David Rapoport is the lawyer who gave me my first shot out of law school. He exudes legal proficiency and diligence. He leaves no stone unturned in his factual and legal investigations. I had the honor of handling and trying several complex cases with him and was always amazed with his uncanny ability to make something that was extremely complex, simple to understand. If just a little bit of his legal brilliance rubbed off on me over the years I worked for him, I am lucky. He truly is a lawyer’s lawyer.
Another lawyer I worked for early in my career was David Kupets. He taught me that it’s a round world and to treat everyone, even your adversaries, with respect. He often reminded me that the lawyer who you may have the upper hand with today will be the same lawyer that will have the upper hand on you later in your career and to act accordingly. I learned from him that you can fiercely advocate for your clients, and at the same time, act in a civil and professional manner.
For a couple of years, I got out of the “trenches” and worked for an insurance company. My job was to coordinate and manage the strategic direction of million-dollar-plus cases. My boss was a renowned Alabama trial lawyer by the name of Davis Carr. His leadership skills allowed him to get extraordinary achievement from ordinary people. He demonstrated day in and day out that integrity was the most valuable and respected quality of leadership. While he passed away long before his time, my life was enriched by the time I spent with him.
After the insurance company and before starting my own firm, I worked at Clifford Law Offices. I had the privilege of trying a catastrophic injury case with Bob Clifford, a tough case with a very good chance for a defense verdict. This was well after he reached his high profile status in the legal community. While some lawyers of his stature would have delegated the case to someone else or passed on it completely, Mr. Clifford didn’t. He tried the case and the jury came back with a multi-million dollar verdict in our client’s favor. During that trial, I learned a lot from Mr. Clifford, not only about the art of trial advocacy, but about confidence and courage.
My mentors’ law practices and lives are marked by integrity, compassion, courtesy, bravery and honor. They treat people with respect. They enhance the image of the legal profession in general. These lawyers are an inspiration for guys like me, who strive to do our best for our clients and our families while also finding energy to do what’s right for our communities. I hope that if you are reading this that your mentors are as good as mine and that you are or will become one of those mentors yourself.

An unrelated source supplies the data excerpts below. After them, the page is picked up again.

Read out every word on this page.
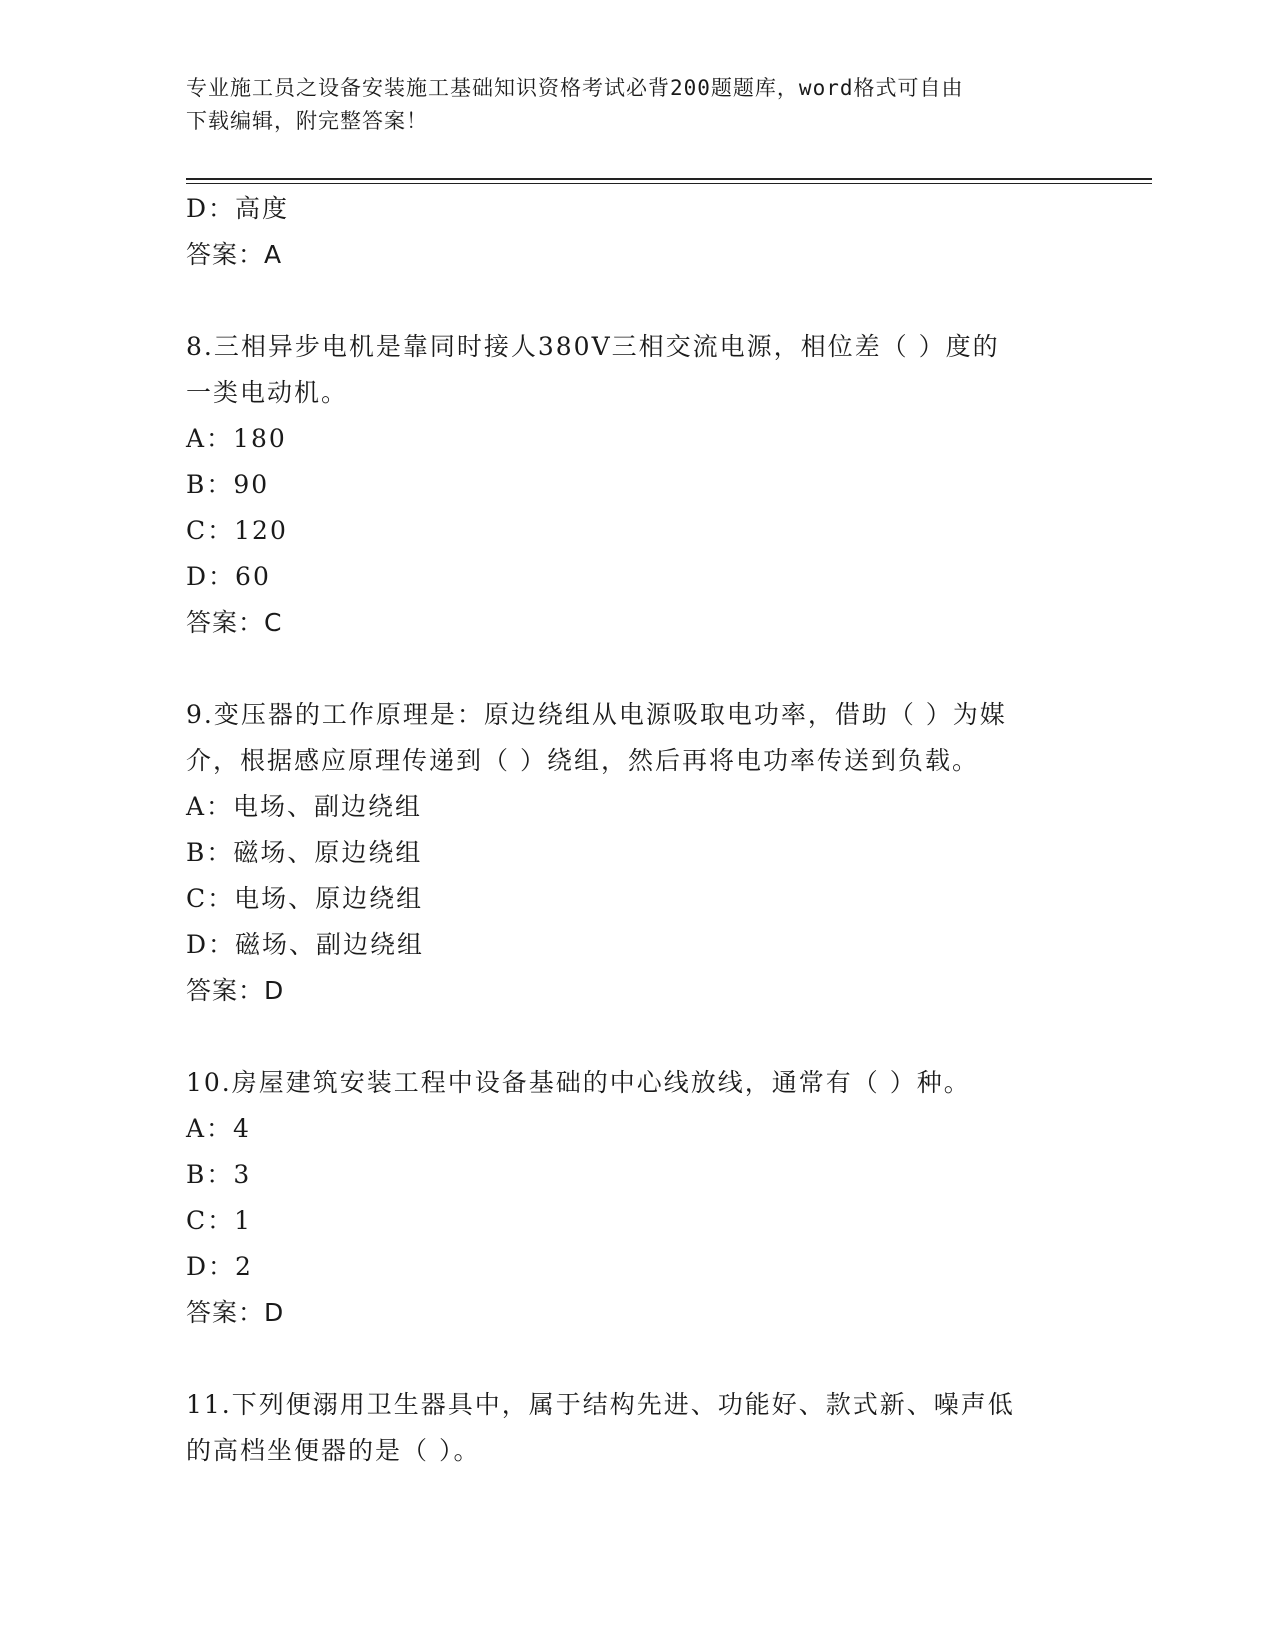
专业施工员之设备安装施工基础知识资格考试必背200题题库，word格式可自由
下载编辑，附完整答案！
D：高度
答案：A
8.三相异步电机是靠同时接人380V三相交流电源，相位差（ ）度的
一类电动机。
A：180
B：90
C：120
D：60
答案：C
9.变压器的工作原理是：原边绕组从电源吸取电功率，借助（ ）为媒
介，根据感应原理传递到（ ）绕组，然后再将电功率传送到负载。
A：电场、副边绕组
B：磁场、原边绕组
C：电场、原边绕组
D：磁场、副边绕组
答案：D
10.房屋建筑安装工程中设备基础的中心线放线，通常有（ ）种。
A：4
B：3
C：1
D：2
答案：D
11.下列便溺用卫生器具中，属于结构先进、功能好、款式新、噪声低
的高档坐便器的是（ ）。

Lastly, I must not forget to acknowledge my number one mentor. He never practiced law. However, he was very ambitious and demonstrated a remarkable work ethic. He grew up poor, but eventually did well for himself and more importantly to him, for his family. Though he didn’t spend much money on himself, he didn’t wince when it came time to pay for his five children’s post high school educations. As hard as he worked, he never lost his sense of family. He dedicated himself to work, but always had time for his wife and kids. He demonstrated a good sense of humor and a touching sensitivity. I only hope I inherited some of his traits. This man was my father.